Myth: Its Meaning and Functions in Ancient and Other Cultures
- 1970 and 1973 book cover
- Author: G.S. Kirk
- Subject: Mythology, Culture, Sociology
- Genre: Nonfiction
- Publisher: University of California Press
- Publication date: 1970
- Publication place: United Kingdom, United States
- Media type: Print, E-book
- Pages: 299
- ISBN: 9780520016514 9780520023895
- OCLC: 91965
- LC Class: BL311 .K55 1970
- Website: Official website

= Myth: Its Meaning and Functions =

1970 book by G.S. Kirk

Myth: Its Meaning and Functions in Ancient and Other Cultures is a study of the nature of myths written by G. S. Kirk and originally published by the University of California Press in 1970. This book connects varied but associated problems that occur when determining the nature of myths. For example, discussions include distinguishing between folktales, rituals, and myths; application of structuralist theory; the functions of myths; the influence of social institutions and literacy on myths; special cultural characteristics of various myths; and a variety of other lenses through which myths are viewed and discussed.

==Synopsis==

Kirk evaluates theories about the origins and importance of myths. Included in these discussions, and worthy of note, are what he sees as the flaws of the Cambridge School and the structuralism of Claude Levi-Strauss. He also includes critiques of past scholarship, demonstrating in his eyes, their deficiencies. Also, he provides a historical overview of myth studies that defines important terms and describes the relationship between religion and ritual. Kirk says that although religion and ritual are often linked, they may not always be directly connected.
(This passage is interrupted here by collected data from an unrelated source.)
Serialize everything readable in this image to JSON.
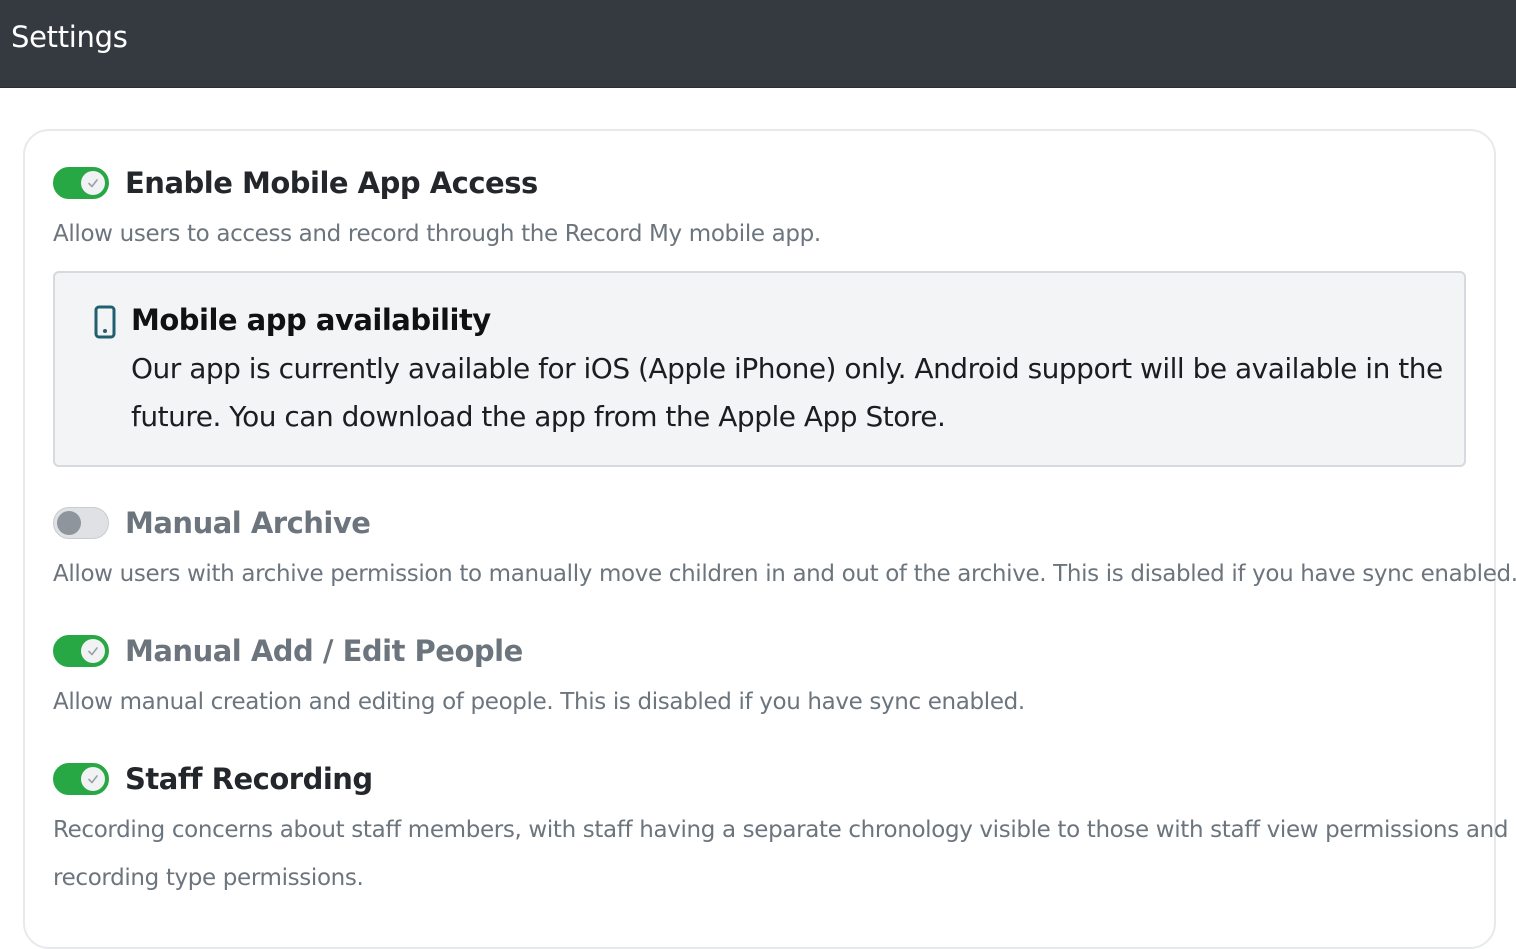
{
  "header": {
    "title": "Settings"
  },
  "settings": [
    {
      "title": "Enable Mobile App Access",
      "enabled": true,
      "description_lines": [
        "Allow users to access and record through the Record My mobile app."
      ]
    },
    {
      "title": "Manual Archive",
      "enabled": false,
      "description_lines": [
        "Allow users with archive permission to manually move children in and out of the archive. This is disabled if you have sync enabled."
      ]
    },
    {
      "title": "Manual Add / Edit People",
      "enabled": true,
      "description_lines": [
        "Allow manual creation and editing of people. This is disabled if you have sync enabled."
      ]
    },
    {
      "title": "Staff Recording",
      "enabled": true,
      "description_lines": [
        "Recording concerns about staff members, with staff having a separate chronology visible to those with staff view permissions and",
        "recording type permissions."
      ]
    }
  ],
  "info_box": {
    "icon": "mobile-phone-icon",
    "title": "Mobile app availability",
    "lines": [
      "Our app is currently available for iOS (Apple iPhone) only. Android support will be available in the",
      "future. You can download the app from the Apple App Store."
    ]
  },
  "colors": {
    "header_bg": "#343a40",
    "toggle_on": "#28a745",
    "toggle_off": "#dfe1e4",
    "muted_text": "#6c757d",
    "info_icon": "#1f5f6e"
  }
}
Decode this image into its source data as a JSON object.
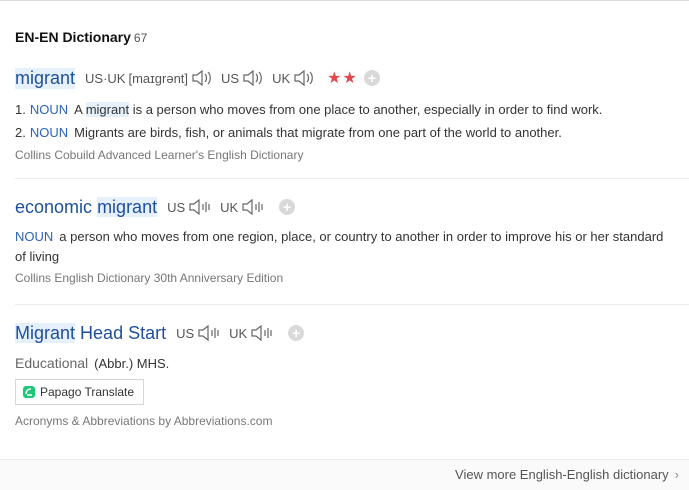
{
  "header": {
    "title": "EN-EN Dictionary",
    "count": "67"
  },
  "entry1": {
    "headword": "migrant",
    "pron_us_uk_label": "US·UK",
    "phonetic": "[maɪgrənt]",
    "us_label": "US",
    "uk_label": "UK",
    "stars": "★★",
    "defs": [
      {
        "num": "1.",
        "pos": "NOUN",
        "pre": "A",
        "word": "migrant",
        "text": "is a person who moves from one place to another, especially in order to find work."
      },
      {
        "num": "2.",
        "pos": "NOUN",
        "text": "Migrants are birds, fish, or animals that migrate from one part of the world to another."
      }
    ],
    "source": "Collins Cobuild Advanced Learner's English Dictionary"
  },
  "entry2": {
    "headword_part1": "economic",
    "headword_part2": "migrant",
    "us_label": "US",
    "uk_label": "UK",
    "def": {
      "pos": "NOUN",
      "text": "a person who moves from one region, place, or country to another in order to improve his or her standard of living"
    },
    "source": "Collins English Dictionary 30th Anniversary Edition"
  },
  "entry3": {
    "headword_part1": "Migrant",
    "headword_part2": "Head Start",
    "us_label": "US",
    "uk_label": "UK",
    "category": "Educational",
    "abbr": "(Abbr.) MHS.",
    "papago_label": "Papago Translate",
    "source": "Acronyms & Abbreviations by Abbreviations.com"
  },
  "footer": {
    "more_label": "View more English-English dictionary",
    "chevron": "›"
  },
  "icons": {
    "speaker_icon": "speaker-icon",
    "add_icon": "plus-icon",
    "papago_icon": "papago-logo-icon"
  },
  "colors": {
    "headword": "#1e4f9e",
    "pos": "#2b63b8",
    "stars": "#e2474b",
    "highlight": "#e6f0fb"
  }
}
Furthermore, he separates myths and folktales, noting that they demonstrate different structures for telling their stories. Kirk argues that the study of mythology primarily focuses on narrative forms. As such he does not share the views of other scholars who promote myths as mostly ritualistic interpretations. Additionally, Kirk rejects universal explanations for the creation, evolution, and meaning of myths. Instead, he emphasizes the uniqueness of each narrative, along with the diversity found in the cosmology of mythological narratives, often requiring a nuanced approach for comprehension.